The last time Prime Minister Saad Hariri of Lebanon visited Saudi Arabia, he was stripped of his cellphones, insulted by royal guards, confined and ordered to speak to his Lebanese compatriots on live television and resign.
Four months later, Mr. Hariri is back in Saudi Arabia, apparently on much better terms.
Invited on Monday by King Salman of Saudi Arabia, Mr. Hariri arrived on Wednesday, conferring with the king as the Saudi news state media showed them smiling together at Al-Yamamah Palace in Riyadh, the capital.
A statement by Mr. Hariri’s press office in Beirut said his meetings with the king, who was joined by a retinue of Saudi aides, including the interior and foreign ministers, “focused on the bilateral relations and the latest developments in Lebanon.”
Mr.
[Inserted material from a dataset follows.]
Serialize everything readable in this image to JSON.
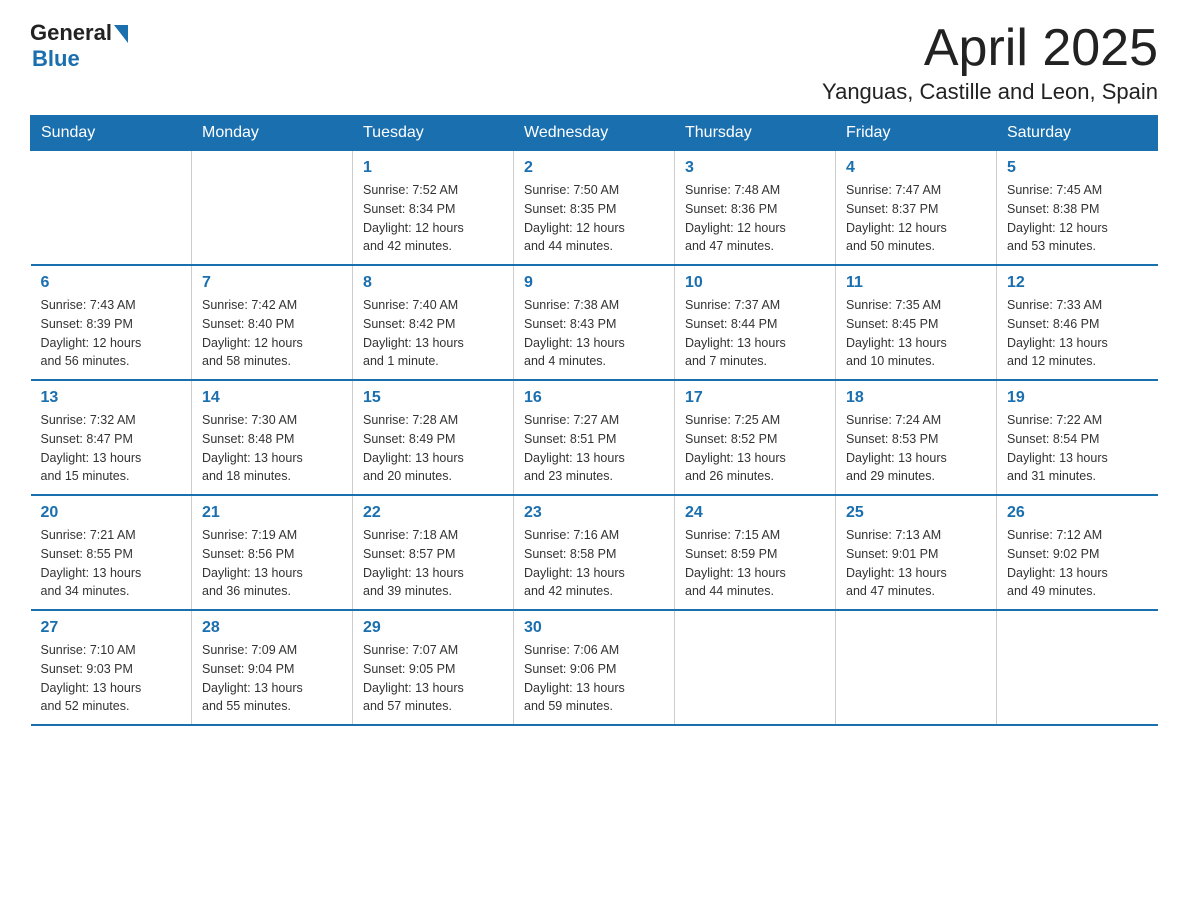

Hariri was also expected to meet with the king’s son, Crown Prince Mohammed bin Salman, the most powerful figure in Saudi Arabia, who is regarded as the architect of the Lebanese leader’s disastrous November visit.
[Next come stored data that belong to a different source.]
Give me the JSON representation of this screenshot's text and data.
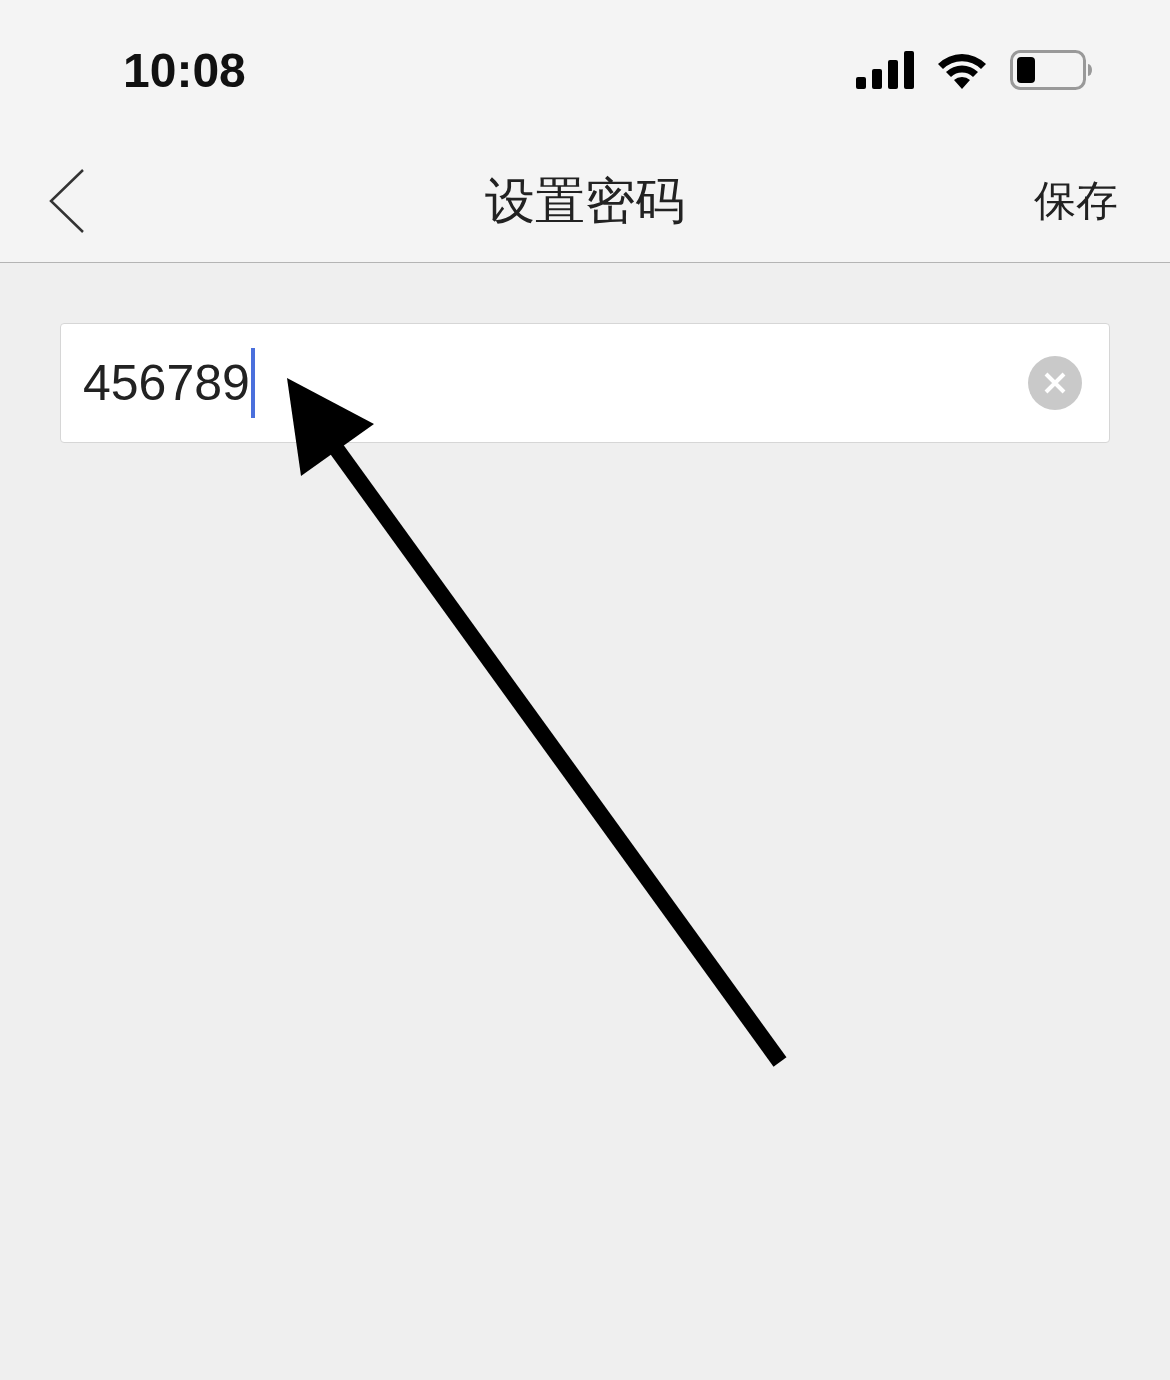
{
  "status_bar": {
    "time": "10:08"
  },
  "nav_bar": {
    "title": "设置密码",
    "action": "保存"
  },
  "password_field": {
    "value": "456789",
    "focused": true
  }
}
There was conspicuously no mention in the Saudi news media of the unpleasantness of the earlier trip by Mr. Hariri, the leader of Lebanon’s main Sunni Muslim political coalition and a longtime Saudi ally. That trip threatened to destabilize Lebanon, a linchpin of conflicting politics in the Middle East and the host country for roughly 1.5 million refugees from the seven-year-old war in neighboring Syria.
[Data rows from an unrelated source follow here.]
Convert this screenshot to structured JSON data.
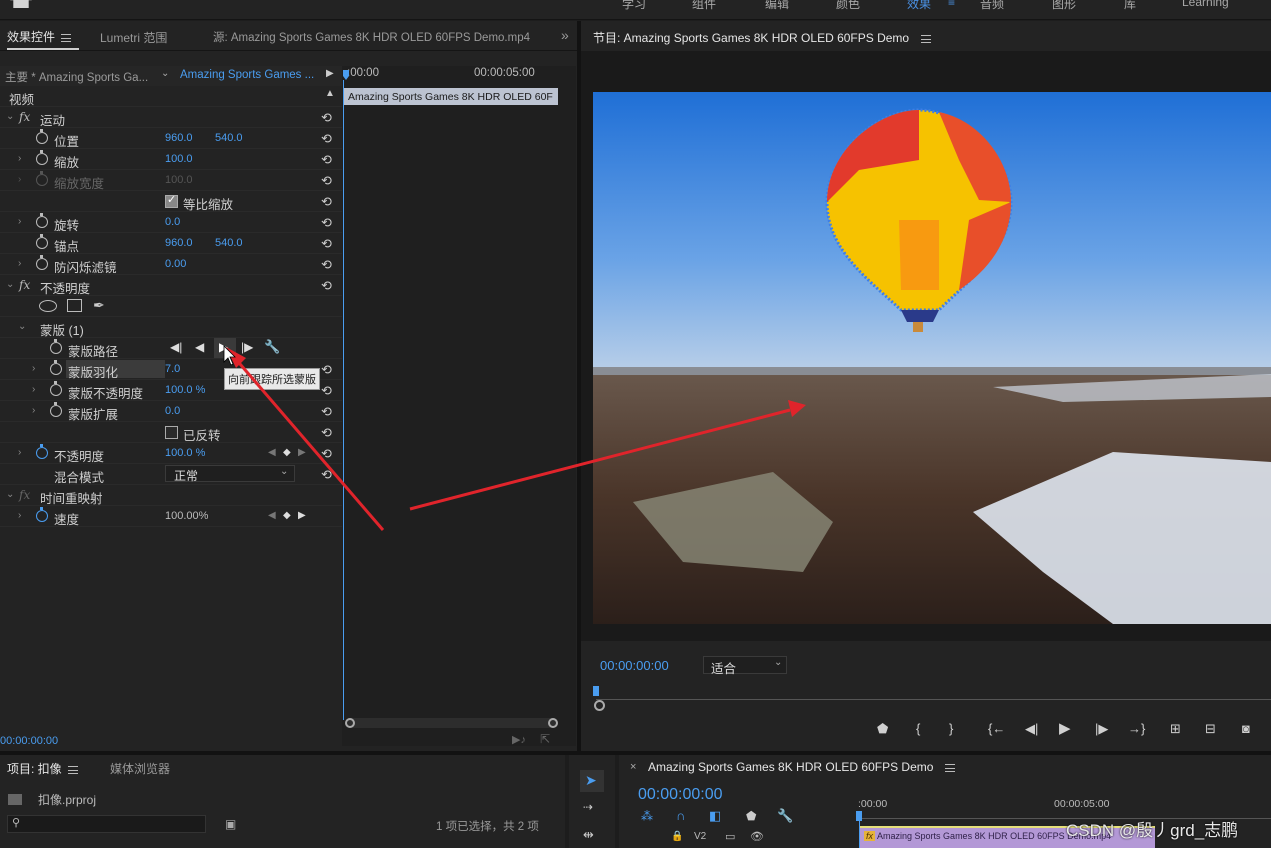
{
  "workspaces": [
    "学习",
    "组件",
    "编辑",
    "颜色",
    "效果",
    "音频",
    "图形",
    "库",
    "Learning"
  ],
  "workspace_active": "效果",
  "left_panel": {
    "tabs": [
      {
        "label": "效果控件",
        "active": true
      },
      {
        "label": "Lumetri 范围",
        "active": false
      },
      {
        "label": "源: Amazing Sports Games 8K HDR OLED 60FPS Demo.mp4",
        "active": false
      }
    ],
    "overflow": "»",
    "master_label": "主要 * Amazing Sports Ga...",
    "clip_label": "Amazing Sports Games ...",
    "ruler_start": ":00:00",
    "ruler_end": "00:00:05:00",
    "clip_bar": "Amazing Sports Games 8K HDR OLED 60F",
    "video_header": "视频",
    "motion": {
      "label": "运动",
      "position": {
        "label": "位置",
        "x": "960.0",
        "y": "540.0"
      },
      "scale": {
        "label": "缩放",
        "value": "100.0"
      },
      "scale_width": {
        "label": "缩放宽度",
        "value": "100.0"
      },
      "uniform_scale": {
        "label": "等比缩放",
        "checked": true
      },
      "rotation": {
        "label": "旋转",
        "value": "0.0"
      },
      "anchor": {
        "label": "锚点",
        "x": "960.0",
        "y": "540.0"
      },
      "anti_flicker": {
        "label": "防闪烁滤镜",
        "value": "0.00"
      }
    },
    "opacity_group": {
      "label": "不透明度",
      "mask": {
        "label": "蒙版 (1)",
        "path": "蒙版路径",
        "feather": {
          "label": "蒙版羽化",
          "value": "7.0"
        },
        "opacity": {
          "label": "蒙版不透明度",
          "value": "100.0 %"
        },
        "expansion": {
          "label": "蒙版扩展",
          "value": "0.0"
        },
        "inverted": {
          "label": "已反转",
          "checked": false
        }
      },
      "opacity": {
        "label": "不透明度",
        "value": "100.0 %"
      },
      "blend": {
        "label": "混合模式",
        "value": "正常"
      }
    },
    "time_remap": {
      "label": "时间重映射",
      "speed_label": "速度",
      "speed_value": "100.00%"
    },
    "tooltip": "向前跟踪所选蒙版",
    "footer_tc": "00:00:00:00"
  },
  "program": {
    "title": "节目: Amazing Sports Games 8K HDR OLED 60FPS Demo",
    "timecode": "00:00:00:00",
    "fit": "适合"
  },
  "project": {
    "tabs": [
      {
        "label": "项目: 扣像",
        "active": true
      },
      {
        "label": "媒体浏览器",
        "active": false
      }
    ],
    "file": "扣像.prproj",
    "selection": "1 项已选择，共 2 项"
  },
  "timeline": {
    "title": "Amazing Sports Games 8K HDR OLED 60FPS Demo",
    "timecode": "00:00:00:00",
    "ruler_start": ":00:00",
    "ruler_end": "00:00:05:00",
    "track": "V2",
    "clip": "Amazing Sports Games 8K HDR OLED 60FPS Demo.mp4"
  },
  "watermark": "CSDN @殷丿grd_志鹏",
  "colors": {
    "accent": "#4a9df0",
    "panel": "#232323",
    "clip": "#b398d6"
  }
}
The gruff treatment Mr. Hariri received from his Saudi hosts at the time partly reflected their frustration over his accommodation with Hezbollah, the powerful Shiite Lebanese organization aligned with Iran.
Lebanese officials said Mr. Hariri had been ordered to resign and to publicly blame Iran, which Saudi Arabia regards as its main regional rival, for meddling in Lebanese affairs.
Mr. Hariri’s resignation announcement, made under what clearly was Saudi coercion, was widely seen as disingenuous in Lebanon and elsewhere. It also seemed to show the limits of Crown Prince Mohammed’s hard-line approach, which had made Mr. Hariri appear subservient to Saudi royalty.
It took an intervention by the French government to enable Mr. Hariri to return home, where he quickly rescinded his resignation announcement.
Saudi-Lebanese relations appear to have improved markedly since then. After announcing on Monday that he had been invited back to Saudi Arabia, Mr. Hariri told reporters: “Saudi Arabia’s main objective is for Lebanon to be sovereign.”